György Ligeti: Atmosphères full score
0:00–1:30″: Emergence of a Vast Sound Cloud
It all starts with a huge orchestral cluster that seems almost completely motionless. There are no melodies to follow, as the entire orchestra submerges into an immense sustained sonority. Yet internally, you start to hear tiny internal movements that create microscopic instability.
Essentially, we are listening to a paradox. The music feels completely frozen, yet it is constantly shifting inside, and that is micropolyphony in action.
1:30–3:00″: Intensified Internal Motion
Gradually, the texture becomes more active as small motions begin to emerge within instrumental groups. The register almost imperceptibly expands and contracts as the sonic mass is gaining tension.
At points, the orchestra starts feeling heavier or lighter, like gradual pressure changes within a cloud. Nothing dramatic is happening yet, except for tiny flickers of instrumental colour.
3:00–5:00″: Fragmentation and Contrast
The unified mass is starting to break apart as certain registers become more audible. More instrumental colours are briefly emerging, and the entire orchestral fabric grows more transparent.
A commentator once called this the most striking effect of the work, as the sound cloud momentarily reveals its internal structure.
5:00–6:45″: Extreme Registers and Instability
The orchestra is starting to expand, like a gigantic cosmic cloud drifting apart in multiple layers. The high and low registers become much more pronounced, and the sonic balance feels very unstable.

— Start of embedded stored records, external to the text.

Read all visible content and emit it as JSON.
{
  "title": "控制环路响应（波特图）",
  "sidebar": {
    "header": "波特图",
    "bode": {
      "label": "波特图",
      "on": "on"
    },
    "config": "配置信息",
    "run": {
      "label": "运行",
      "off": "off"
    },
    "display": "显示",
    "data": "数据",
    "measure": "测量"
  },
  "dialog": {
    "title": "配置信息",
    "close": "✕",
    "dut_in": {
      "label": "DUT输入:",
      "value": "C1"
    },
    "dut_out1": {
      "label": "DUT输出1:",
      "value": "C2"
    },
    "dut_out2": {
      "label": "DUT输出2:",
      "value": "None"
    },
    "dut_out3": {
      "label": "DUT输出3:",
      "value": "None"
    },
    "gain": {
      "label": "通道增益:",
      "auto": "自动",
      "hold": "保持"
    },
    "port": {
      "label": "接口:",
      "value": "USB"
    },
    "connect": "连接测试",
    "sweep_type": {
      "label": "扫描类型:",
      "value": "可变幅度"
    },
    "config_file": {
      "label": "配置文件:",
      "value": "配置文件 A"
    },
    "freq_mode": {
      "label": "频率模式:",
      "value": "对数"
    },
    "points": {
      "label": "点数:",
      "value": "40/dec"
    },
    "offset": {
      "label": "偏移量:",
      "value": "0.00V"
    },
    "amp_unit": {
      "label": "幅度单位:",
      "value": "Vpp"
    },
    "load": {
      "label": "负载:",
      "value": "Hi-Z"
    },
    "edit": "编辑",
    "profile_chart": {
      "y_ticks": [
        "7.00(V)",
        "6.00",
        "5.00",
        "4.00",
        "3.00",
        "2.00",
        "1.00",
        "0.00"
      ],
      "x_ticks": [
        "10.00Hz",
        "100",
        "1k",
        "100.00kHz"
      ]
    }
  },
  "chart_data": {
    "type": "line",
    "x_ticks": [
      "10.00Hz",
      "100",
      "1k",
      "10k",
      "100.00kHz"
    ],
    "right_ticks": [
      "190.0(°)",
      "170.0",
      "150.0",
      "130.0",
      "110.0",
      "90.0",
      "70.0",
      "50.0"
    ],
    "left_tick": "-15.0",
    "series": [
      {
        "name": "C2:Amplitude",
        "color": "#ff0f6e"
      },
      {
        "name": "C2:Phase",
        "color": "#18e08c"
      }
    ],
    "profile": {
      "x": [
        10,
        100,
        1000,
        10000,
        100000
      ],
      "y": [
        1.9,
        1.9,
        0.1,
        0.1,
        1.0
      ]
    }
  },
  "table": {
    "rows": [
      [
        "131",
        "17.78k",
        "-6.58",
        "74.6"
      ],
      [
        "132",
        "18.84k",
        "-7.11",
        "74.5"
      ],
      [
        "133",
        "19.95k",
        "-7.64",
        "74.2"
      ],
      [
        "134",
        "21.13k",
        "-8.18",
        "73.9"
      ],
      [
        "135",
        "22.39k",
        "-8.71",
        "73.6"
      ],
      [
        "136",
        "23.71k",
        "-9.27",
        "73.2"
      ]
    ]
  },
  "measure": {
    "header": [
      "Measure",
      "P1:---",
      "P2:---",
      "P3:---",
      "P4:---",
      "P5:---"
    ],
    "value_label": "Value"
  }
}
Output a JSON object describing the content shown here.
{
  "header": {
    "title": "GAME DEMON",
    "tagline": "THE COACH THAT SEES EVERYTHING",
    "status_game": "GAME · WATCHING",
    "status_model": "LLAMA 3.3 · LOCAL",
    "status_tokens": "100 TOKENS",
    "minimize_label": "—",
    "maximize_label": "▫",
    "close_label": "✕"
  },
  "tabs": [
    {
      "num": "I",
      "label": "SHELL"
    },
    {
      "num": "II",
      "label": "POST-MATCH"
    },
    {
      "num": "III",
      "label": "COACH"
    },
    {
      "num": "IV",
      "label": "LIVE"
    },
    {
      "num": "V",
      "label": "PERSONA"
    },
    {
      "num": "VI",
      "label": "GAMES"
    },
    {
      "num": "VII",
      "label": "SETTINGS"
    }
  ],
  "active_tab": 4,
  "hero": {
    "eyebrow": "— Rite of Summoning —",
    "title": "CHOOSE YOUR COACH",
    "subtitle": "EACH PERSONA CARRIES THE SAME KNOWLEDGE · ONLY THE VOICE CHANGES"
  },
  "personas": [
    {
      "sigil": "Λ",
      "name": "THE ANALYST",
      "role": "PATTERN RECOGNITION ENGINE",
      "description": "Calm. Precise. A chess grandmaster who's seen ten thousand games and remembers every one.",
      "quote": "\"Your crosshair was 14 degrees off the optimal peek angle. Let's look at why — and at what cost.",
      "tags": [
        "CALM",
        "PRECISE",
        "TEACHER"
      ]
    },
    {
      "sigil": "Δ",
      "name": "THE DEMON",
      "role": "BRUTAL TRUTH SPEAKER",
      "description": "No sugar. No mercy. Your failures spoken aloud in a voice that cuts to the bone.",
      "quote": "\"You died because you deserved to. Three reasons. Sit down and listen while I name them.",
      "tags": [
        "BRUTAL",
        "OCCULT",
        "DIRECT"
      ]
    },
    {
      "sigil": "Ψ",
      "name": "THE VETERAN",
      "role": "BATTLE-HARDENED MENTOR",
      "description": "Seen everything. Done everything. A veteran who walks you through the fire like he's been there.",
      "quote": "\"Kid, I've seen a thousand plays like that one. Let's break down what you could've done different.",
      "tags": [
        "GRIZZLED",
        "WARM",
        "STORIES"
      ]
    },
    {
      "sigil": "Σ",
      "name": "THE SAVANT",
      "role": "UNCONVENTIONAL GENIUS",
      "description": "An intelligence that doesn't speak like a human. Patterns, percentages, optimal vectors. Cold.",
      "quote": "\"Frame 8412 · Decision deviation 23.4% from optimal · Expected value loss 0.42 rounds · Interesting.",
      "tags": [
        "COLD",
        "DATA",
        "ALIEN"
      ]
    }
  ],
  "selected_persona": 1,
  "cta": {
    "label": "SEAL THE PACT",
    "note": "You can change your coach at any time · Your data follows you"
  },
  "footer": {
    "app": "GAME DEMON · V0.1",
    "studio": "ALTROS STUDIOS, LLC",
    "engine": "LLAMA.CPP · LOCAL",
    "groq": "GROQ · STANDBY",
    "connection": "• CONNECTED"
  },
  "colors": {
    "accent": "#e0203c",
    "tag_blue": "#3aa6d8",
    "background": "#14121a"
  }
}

There is no dramatic climax in the conventional sense, just a spatial expansion of sound that creates a widening space.
6:45–End: Dissolution
There is also no conventional resolution to this piece, as the work gradually withdraws. Density decreases, and the motion becomes more fragile. And we certainly hear that silence is encroaching, coming closer until stillness is all that’s left.
Many Voices Become One

György Ligeti (© Schott Music / H. J. Kropp)
We essentially hear an extremely dense counterpoint of up to 56 voices. Each string instrument is actually playing its own individual part. But the imitative entrances are so close (micro) that it is impossible to hear them separately.
All this contributes to a sense of immobility, like evolving sound structures detached from the passage of time. Ligeti suggested that he took this idea of static music from Wagner‘s Prelude to Das Rheingold and the Prelude to Act 1 of Lohengrin. He also credits Bartók and Schoenberg, but as Peter Laki writes, “none ever achieved stasis through its exact opposite.”
Apparently, Ligeti thought that micropolyphonic textures most closely aligned to oriental tapestry, suspended and outside time. One thing is sure: the dense sound-fog produced by micropolyphony became known as his signature style.
Ligeti on Screen

György Ligeti: Clear or Cloudy — Complete Recordings on Deutsche Grammophon
Ligeti’s signature style has been used in numerous films beyond the Kubrick classics. It certainly seems to be in vogue when the subject matter involves outer space, psychological thrillers, and crime dramas.
Martin Scorsese used it for his 2010 thriller Shutter Island, and Michael Mann used Ligeti’s Cello Concerto for his 1995 film Heat. If you have watched Godzilla (2014), you heard snippets of Ligeti, as you would in the 2017 film The Killing of a Sacred Deer.
And let’s not forget that some episodes of the famous radio series The Hitchhiker’s Guide to the Galaxy featured Ligeti’s music as background.